UNH senior forward and captain Nicole Gifford and sophomore forward Heather Kashman both scored Saturday, while UNH sophomore goaltender Vilma Vaattovaara stopped 28 shots on the day.

The players entered the second intermission with a 2-2 tie and chips on their shoulders after a scrap over cheap shots by the Catamounts, setting the stage for a thrilling third period. Playoff alignments were on the line, and the Wildcats were out to prove they could skate with the conference’s upper echelon in spite being second-to-last in the standings.

After a hard-fought third period by the Wildcats, Vermont forward Casey Leveillee scored the game-winning goal with 3:36 remaining in the game. Vaattovaara made a pad stop on one shot from the left side, but Leveillee skated in from the left and knocked the puck into the back of the net. The play was reviewed to determine whether or not the puck was kicked in by the Catamount, but the call stood, making the score 3-2 in favor of Vermont.

Neither team scored in an evenly matched first period, but the Wildcats scored two consecutive goals in the second to make it 2-0.

The first goal came on UNH senior forward Jenna Lascelle’s pass to Kashman from behind the Vermont net. Kashman was only a few feet from Vermont goaltender Roxanne Douville when she one-timed pass from Lascelle, making it 1-0.

The Wildcats scored in almost identical fashion 5:42 later. UNH junior forward Hannah Armstrong passed from behind the Vermont net to Gifford, who tapped the puck past Douville make the score 2-0.

 “I got caught looking at the puck too much behind [me] and missed the poke check,” Douville said of the first goal. “After [the second goal], I changed my strategy and decided to go down and went more aggressive with the sides of the net, and that worked well.”
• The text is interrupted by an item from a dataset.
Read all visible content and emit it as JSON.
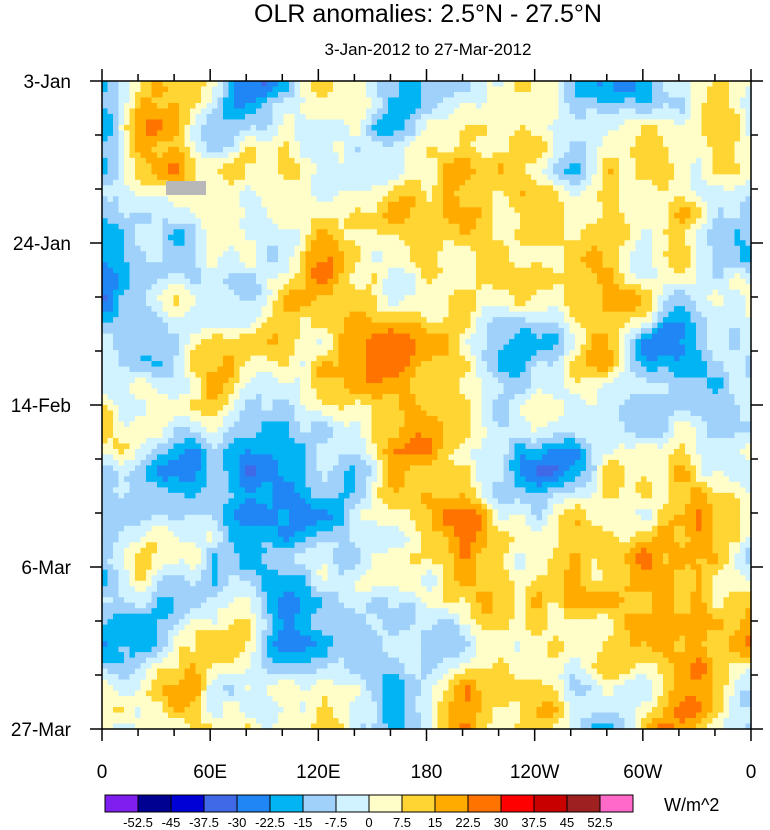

Momentum shifted 58 seconds later when Vermont scored the first of its own pair of consecutive goals. After Catamount forward Amanda Pelkey failed to score on a breakaway, forward Victoria Andreakos gained possession of the rebound on the right side of the zone and passed it back to her teammate, forward Megan Dalbec, who shot the puck past Vaattovaara’s glove side to make it 2-1.

With 6:19 to play in the second period, Pelkey got her second point of the game by receiving a pass from Vermont defenseman Sarah Campbell and carrying the puck into the UNH zone. She shot from the right faceoff circle and put the puck past Vaattovaara’s glove side, making the score 2-2.

Gifford said these situations can be hard to remain focused in.

“I think it’s natural to have that going in the back of your head,” Gifford said, “But at the end of the day, you know, it’s still a 2-2 game, so you can’t hang your head and sit back. You’ve got to try and get the next goal.”

Factors began favoring the Wildcats even before the second period ended, though, when emotions boiled over during a Vermont power play in front of Vaattovaara’s net. After Vermont forward Brittany Zuback was called for slashing at 17:58, a small scrap between Zuback and UNH junior defenseman Caroline Broderick broke out over whether or not the Catamounts were cheap-shotting the UNH goalie, resulting in penalties to both for hits after the whistle. Zuback’s additional slashing call ended the Catamount power play, and the scrap helped invigorate the Wildcats, who desperately needed a boost after giving up the lead.

“After we did get riled up a bit, our hearts were even more in it,” Broderick said. “We just really like to protect our goalies. They are the back bone to our game out there, so if we see a cheap shot or something, there’s no question about, just step in and fight them off, just out of respect.“

Each of the three Wildcat lines played well for much of the third period. They all took several shots and were able to penetrate the Vermont zone effectively. Playing some of the best hockey of their season, it appeared the Wildcats might score again. They took 19 shots on goal in the third period.

Douville, who entered Saturday with the second best goals against average in WHEA (2.19 before Saturday, now 2.18), said that many of their shots were from the point, making it easy for her to track them. She stopped 42 shots Saturday afternoon.